Bien, il avait compris, il répondait sur le même ton.

« Pourquoi je suis particulièrement docile avec toi ? Genre, il suffit pour que tu me grondes pour que je recule ou baisse le regard et je ne pouvais pas t'attaquer alors que j'en avais bien envie.

Mon honnêteté pourrait être ma perte, un jour, je venais encore de lui avouer que j'avais voulu l'attaquer. Enfin, il n'avait rien dit non plus quand je lui avais dit que je voulais le tuer. Peut-être qu'il finira par prendre peur si je continuais de le lui répéter.

« Parce que je suis ton créateur, m'expliqua-t-il. Ça n'est pas toujours aussi simple avec les nouveaux-nés, certains ont des caractères plutôt dissidents et on a besoin de se montrer plus fermes et moins flexibles avec eux. Je suis content que ton caractère soit facile.
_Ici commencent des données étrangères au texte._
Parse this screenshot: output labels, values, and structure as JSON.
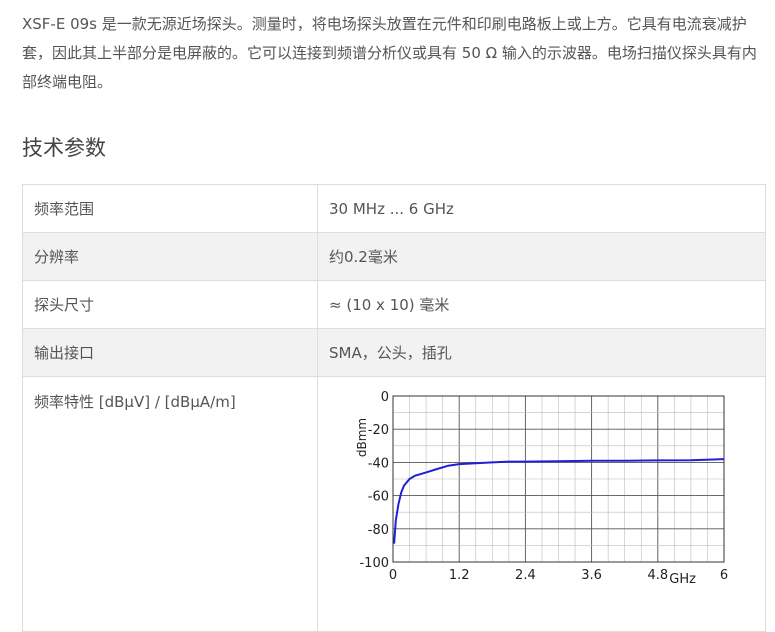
{
  "intro": "XSF-E 09s 是一款无源近场探头。测量时，将电场探头放置在元件和印刷电路板上或上方。它具有电流衰减护套，因此其上半部分是电屏蔽的。它可以连接到频谱分析仪或具有 50 Ω 输入的示波器。电场扫描仪探头具有内部终端电阻。",
  "section_title": "技术参数",
  "specs": [
    {
      "label": "频率范围",
      "value": "30 MHz ... 6 GHz"
    },
    {
      "label": "分辨率",
      "value": "约0.2毫米"
    },
    {
      "label": "探头尺寸",
      "value": "≈ (10 x 10) 毫米"
    },
    {
      "label": "输出接口",
      "value": "SMA，公头，插孔"
    },
    {
      "label": "频率特性 [dBμV] / [dBμA/m]",
      "value": ""
    }
  ],
  "chart_data": {
    "type": "line",
    "xlabel": "GHz",
    "ylabel": "dBmm",
    "xlim": [
      0,
      6
    ],
    "ylim": [
      -100,
      0
    ],
    "x_ticks": [
      "0",
      "1.2",
      "2.4",
      "3.6",
      "4.8",
      "6"
    ],
    "y_ticks": [
      "0",
      "-20",
      "-40",
      "-60",
      "-80",
      "-100"
    ],
    "grid": true,
    "series": [
      {
        "color": "#1f1fd6",
        "x": [
          0.02,
          0.05,
          0.1,
          0.15,
          0.2,
          0.3,
          0.4,
          0.6,
          0.8,
          1.0,
          1.2,
          1.5,
          1.8,
          2.1,
          2.4,
          3.0,
          3.6,
          4.2,
          4.8,
          5.4,
          6.0
        ],
        "y": [
          -89,
          -75,
          -65,
          -58,
          -54,
          -50,
          -48,
          -46,
          -44,
          -42,
          -41,
          -40.5,
          -40,
          -39.5,
          -39.5,
          -39.3,
          -39,
          -39,
          -38.8,
          -38.7,
          -38
        ]
      }
    ]
  }
}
Ça n'a pas été aussi simple avec Emelyne.

« Pourtant, elle n'était pas contre la transformation.

« Ça ne veut pas dire qu'elle accepte l'autorité, de plus, c'est Aro qui l'a créée et il ne s'occupe jamais des nouveaux-nés donc ouais, ça a été compliqué pour nous mais elle en a chié aussi.

Il termina sa phrase par un rire.

« Va te faire foutre, entendis-je Emy derrière moi.
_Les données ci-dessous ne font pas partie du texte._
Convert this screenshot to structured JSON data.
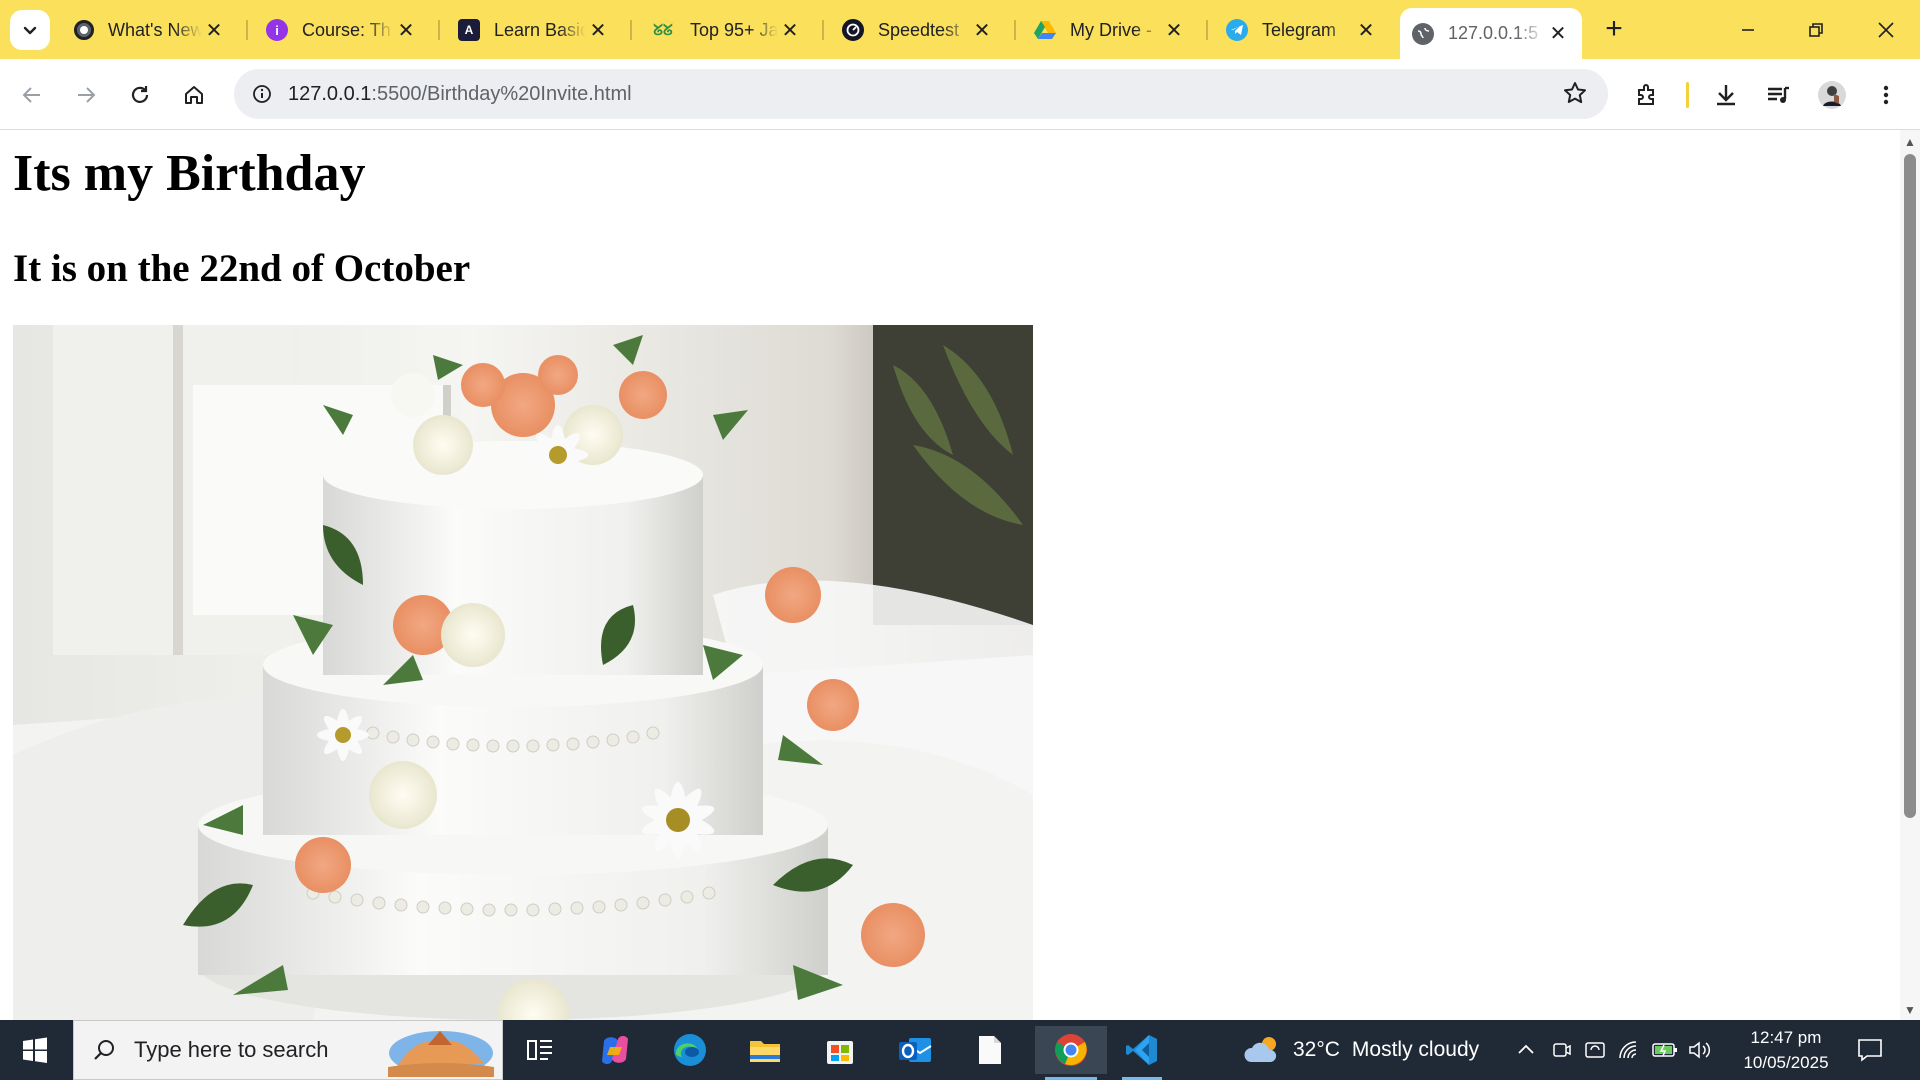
{
  "browser": {
    "tabs": [
      {
        "title": "What's New",
        "favicon": "chrome-icon",
        "color": "#5f6368"
      },
      {
        "title": "Course: Th",
        "favicon": "course-icon",
        "color": "#9334e6"
      },
      {
        "title": "Learn Basic",
        "favicon": "learn-icon",
        "color": "#1b1b3a"
      },
      {
        "title": "Top 95+ Ja",
        "favicon": "gfg-icon",
        "color": "#2f8d46"
      },
      {
        "title": "Speedtest",
        "favicon": "speedtest-icon",
        "color": "#141526"
      },
      {
        "title": "My Drive -",
        "favicon": "drive-icon",
        "color": "#1fa463"
      },
      {
        "title": "Telegram",
        "favicon": "telegram-icon",
        "color": "#2aabee"
      },
      {
        "title": "127.0.0.1:5",
        "favicon": "globe-icon",
        "color": "#5f6368"
      }
    ],
    "active_tab_index": 7,
    "url_host": "127.0.0.1",
    "url_path": ":5500/Birthday%20Invite.html"
  },
  "page": {
    "heading": "Its my Birthday",
    "subheading": "It is on the 22nd of October",
    "image_desc_icon": "cake-photo"
  },
  "taskbar": {
    "search_placeholder": "Type here to search",
    "weather_temp": "32°C",
    "weather_text": "Mostly cloudy",
    "time": "12:47 pm",
    "date": "10/05/2025"
  },
  "colors": {
    "tabstrip": "#fbe15b",
    "taskbar": "#202a36"
  }
}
« Tu veux une autre punition ? Contre-attaqua-t-il. Ce n'est pas parce qu'Alec et Jane ne sont pas là que tu ne peux pas en avoir. J'ai plein d'idées de punitions marrantes, si tu veux.

« Désolée, soupira-t-elle agacée.

« C'est Alec et Jane qui punissent les vampires ?

C'était pas étonnant qu'Emy le déteste.

« Pas toujours mais leurs dons sont pratiques pour ça.

« Le don d'Alec ne m'a pas fait flipper, quand il l'a utilisé pendant ma transformation, lui appris-je. Mais pendant le test, à la fin, je m'étais demandée s'il ne m'avait pas poignardée.

« Tu savais que sans son don, tu souffrirais, c'était donc préférable d'être un esprit flottant.

« Pourquoi j'ai pas eu le droit à ça, moi ? Grommela Emy.

« Il n'aime pas grand monde et il déteste les humains, ça ne l'embête pas qu'ils souffrent pendant trois jours mais curieusement, il a eu pitié de Tamsyn ou alors c'était un cadeau d'anniversaire.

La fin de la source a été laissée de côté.